一時全場沒有聲音,而鍾期光後來戲稱當時他卻聽得見大家心髒的撲通撲通聲。有些同誌麵麵相覷,有的瞠視粟裕,顯然這個問題來得太突然,都缺乏思想準備。

鍾期光說:“粟司令員決定從他自己做起!他已經兩次電達中央,力辭已經任命的華中軍區司令員職,改任副司令員,配合張鼎丞同誌工作。”

粟裕馬上樂嗬嗬指著鍾期光,對大家說:“鍾主任也表態了,他要帶好這個頭。”

會場裏此時出現了掌聲。開初是稀稀拉拉,接著響成了一片,最後像暴風驟雨一般。

中央收到粟裕電報的時間是二十八日早上七時三十分。

毛澤東當天就開會研究這個棘手的問題。他歎氣般說:“粟裕是個認死理的人,除非你有充分的理由駁倒他!”

朱德說:“如果張鼎丞不在華中,也許他會樂意接受司令員職務吧?他不能忍受老上級作自己的副手,這個也可以理解。”

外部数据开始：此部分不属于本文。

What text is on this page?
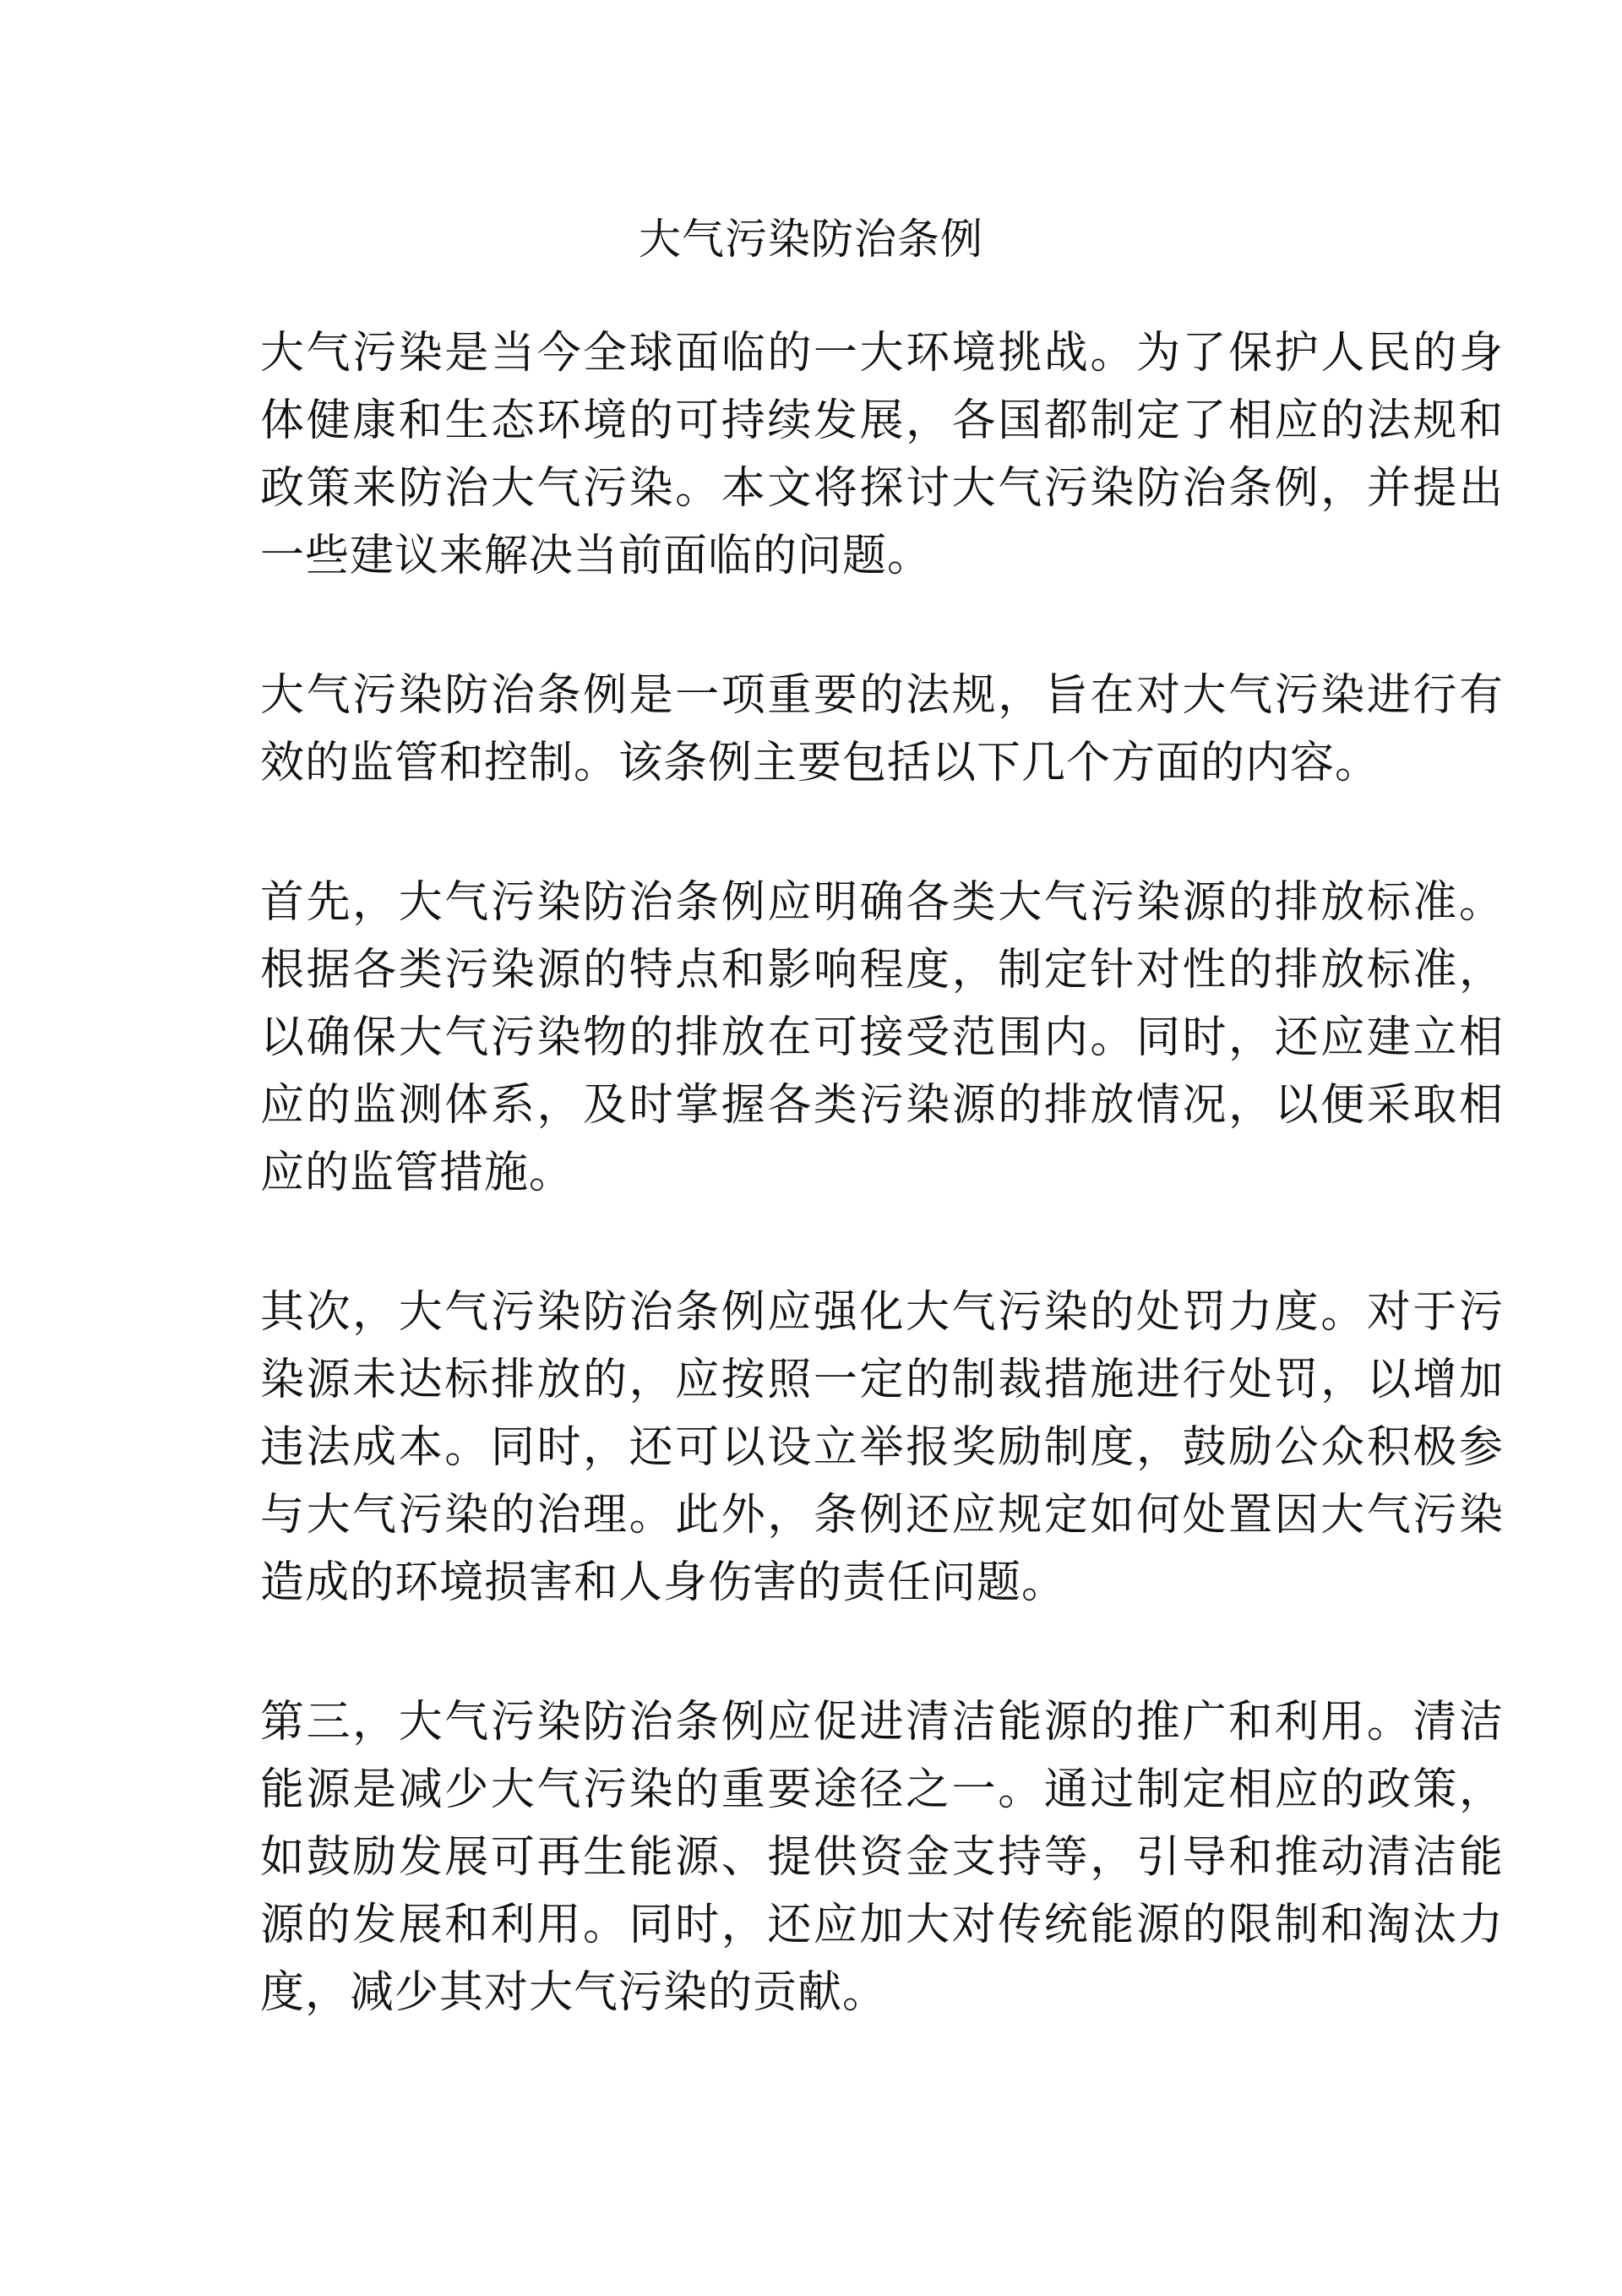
大气污染防治条例

大气污染是当今全球面临的一大环境挑战。为了保护人民的身体健康和生态环境的可持续发展，各国都制定了相应的法规和政策来防治大气污染。本文将探讨大气污染防治条例，并提出一些建议来解决当前面临的问题。

大气污染防治条例是一项重要的法规，旨在对大气污染进行有效的监管和控制。该条例主要包括以下几个方面的内容。

首先，大气污染防治条例应明确各类大气污染源的排放标准。根据各类污染源的特点和影响程度，制定针对性的排放标准，以确保大气污染物的排放在可接受范围内。同时，还应建立相应的监测体系，及时掌握各类污染源的排放情况，以便采取相应的监管措施。

其次，大气污染防治条例应强化大气污染的处罚力度。对于污染源未达标排放的，应按照一定的制裁措施进行处罚，以增加违法成本。同时，还可以设立举报奖励制度，鼓励公众积极参与大气污染的治理。此外，条例还应规定如何处置因大气污染造成的环境损害和人身伤害的责任问题。

第三，大气污染防治条例应促进清洁能源的推广和利用。清洁能源是减少大气污染的重要途径之一。通过制定相应的政策，如鼓励发展可再生能源、提供资金支持等，引导和推动清洁能源的发展和利用。同时，还应加大对传统能源的限制和淘汰力度，减少其对大气污染的贡献。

任弼時點了點頭,“粟裕一向就是個不計個人名位的同誌,這個大家都了解!”

毛澤東沉吟片刻,說:“暫時依了粟裕也行。下一步再說吧,反正華東的軍事大梁早晚要加到他肩上的!”

劉少奇點頭道:“這樣也好!”

中央的電報於二十九日發給了華東局:同意粟裕意見,華中軍區司令員由張鼎丞擔任,粟裕做副司令員兼華中野戰軍司令員。

華中野戰軍轄第一、第六兩個師。

不久,原來新四軍其他部隊自南向北完成集結之後,野戰軍以下改製為縱隊,華中野戰軍所轄部隊增至六、七、八、九四個縱隊;不過骨幹部隊隻有王必成第六縱隊、陶勇第八縱隊所屬共六個團。野戰軍加上華中軍區所轄地方部隊,華中軍區野、地兩撥部隊共六萬人。

國軍在美軍協助下,基本完成了調動:在南線對華中解放區形成了分割之勢,在北線阻斷了山東共軍與華中共軍的戰略呼應。

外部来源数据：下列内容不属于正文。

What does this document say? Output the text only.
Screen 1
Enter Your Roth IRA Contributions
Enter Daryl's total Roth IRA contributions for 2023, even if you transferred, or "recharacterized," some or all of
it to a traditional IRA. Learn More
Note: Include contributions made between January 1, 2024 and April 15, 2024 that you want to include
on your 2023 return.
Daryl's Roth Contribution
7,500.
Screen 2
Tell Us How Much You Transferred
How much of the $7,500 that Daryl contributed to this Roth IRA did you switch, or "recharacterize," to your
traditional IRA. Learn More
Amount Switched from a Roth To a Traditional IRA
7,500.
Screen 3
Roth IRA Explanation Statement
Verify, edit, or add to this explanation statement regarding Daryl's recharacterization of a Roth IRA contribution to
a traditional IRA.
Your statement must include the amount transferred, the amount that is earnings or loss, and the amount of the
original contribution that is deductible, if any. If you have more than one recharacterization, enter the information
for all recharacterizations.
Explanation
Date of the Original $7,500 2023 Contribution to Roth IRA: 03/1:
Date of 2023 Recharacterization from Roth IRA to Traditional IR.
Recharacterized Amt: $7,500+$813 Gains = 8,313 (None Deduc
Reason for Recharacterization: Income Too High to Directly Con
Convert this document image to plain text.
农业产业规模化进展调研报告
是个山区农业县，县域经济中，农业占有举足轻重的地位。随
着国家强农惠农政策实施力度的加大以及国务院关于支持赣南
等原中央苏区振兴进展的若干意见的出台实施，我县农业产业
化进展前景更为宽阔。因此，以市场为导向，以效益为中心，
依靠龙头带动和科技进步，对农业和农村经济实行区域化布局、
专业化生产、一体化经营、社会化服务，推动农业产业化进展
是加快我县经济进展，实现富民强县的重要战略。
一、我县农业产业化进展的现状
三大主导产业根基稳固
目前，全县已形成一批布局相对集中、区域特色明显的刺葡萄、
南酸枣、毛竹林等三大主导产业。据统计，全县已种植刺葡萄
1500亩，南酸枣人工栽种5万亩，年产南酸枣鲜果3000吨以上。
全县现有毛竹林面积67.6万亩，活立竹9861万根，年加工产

粟裕認為,必須攻占高郵、邵伯、泰州一線,打破敵人沿運河北上分割華中解放區的企圖。

饒漱石以華中局名義批準了這一計劃。

不料中央此刻卻命令他不要在重要的交通線上采取軍事行動。因為國共雙方正在準備簽署“雙十協定”。當高郵、邵伯戰役即將打響之際,命令他返回津浦路防線的電報一封又一封飛來,口氣一次比一次嚴厲。

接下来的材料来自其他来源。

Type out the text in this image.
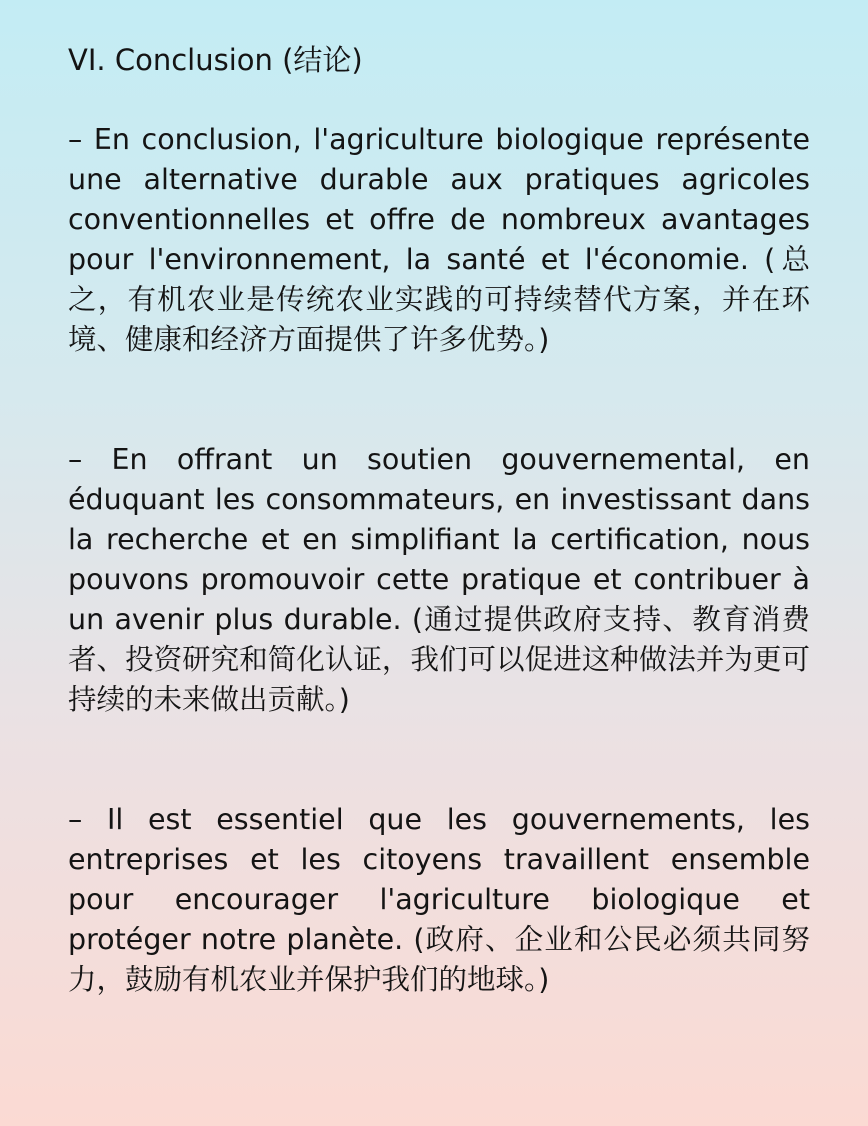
VI. Conclusion (结论)

– En conclusion, l'agriculture biologique représente une alternative durable aux pratiques agricoles conventionnelles et offre de nombreux avantages pour l'environnement, la santé et l'économie. (总之，有机农业是传统农业实践的可持续替代方案，并在环境、健康和经济方面提供了许多优势。)

– En offrant un soutien gouvernemental, en éduquant les consommateurs, en investissant dans la recherche et en simplifiant la certification, nous pouvons promouvoir cette pratique et contribuer à un avenir plus durable. (通过提供政府支持、教育消费者、投资研究和简化认证，我们可以促进这种做法并为更可持续的未来做出贡献。)

– Il est essentiel que les gouvernements, les entreprises et les citoyens travaillent ensemble pour encourager l'agriculture biologique et protéger notre planète. (政府、企业和公民必须共同努力，鼓励有机农业并保护我们的地球。)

這段時期毛澤東不在中央,粟裕無法向主席直接陳訴,焦急萬分。

饒漱石教他仍堅持準備打,別的由饒漱石來承擔。饒掌握著可在任何情況下與毛澤東直接溝通的電台與密碼。饒以個人名義向毛澤東報告,請求支持粟裕意見;同時叫粟裕再次電稟中央,詳辨利弊。

粟裕致中央電文稱“高郵之戰,勢在必打。速戰而勝,既利當前,又利長遠。若失戰機,後患無窮。”進一步又指出目前國民黨集重兵於徐蚌地區,除了封鎖鐵路線,必將“利用淮北平原發揮其優勢兵器”[1]向兩淮推進。那樣一來,不僅華中將被分割、孤立,華中對山東的戰略配合也將無法實施。如果我軍奪取了高郵、邵伯,就可粉碎這種分割、孤立的圖謀。同時,淮北平原若在我軍控製之下,將便於我軍未來的大兵團運動,迫使國民黨軍不得不在華中、山東兩個解放區之間的“起伏地及半河川地帶作戰”,喪失其“優勢兵器”的作用,也可確保我軍在運動中殲敵。同時,高郵、邵伯屯駐的日軍以及剛剛改換成國軍番號的孫良誠偽軍,我們攻之也合理合法。此地係我軍多年來的抗日戰場,日偽理應向我軍投降。有理有節,何樂不為呢?這個誘人的戰略計劃,在毛澤東幹預下終於得到了中央的同意。

但是,陳毅以新四軍軍長身份要求華中野戰軍第六縱隊待機協同他指揮的津浦路戰役,不許粟裕動用。這麽一來,粟裕手中隻有第七、第八兩個縱隊可用了。

戰役結果,充滿懸念。畢竟敵人占據了絕對優勢。

邵伯位於高郵至揚州之間。粟裕把指揮部設在距邵伯隻兩公裏的一個村莊。他命令第七縱隊圍三缺一,發起進攻。

替國民黨守衛邵伯的是一千多日軍和兩千偽軍。戰鬥打響不久,日偽軍見攻勢淩厲,很難支撐,就從沒有槍炮聲的方向衝出城。出城倒是順利,一路沒遇到阻擊。不料在距城三公裏的地方撞進了包圍圈,旋被全殲。

部隊休整了三天,粟裕下令攻打高郵。

占據高郵即可封鎖運河通道與附近公路,足可綰轂蘇皖。由於這種重要的戰略地位,六年前日軍就著意對城防工事進行了加固,在又高又厚的城牆上增建了五十六個碉堡。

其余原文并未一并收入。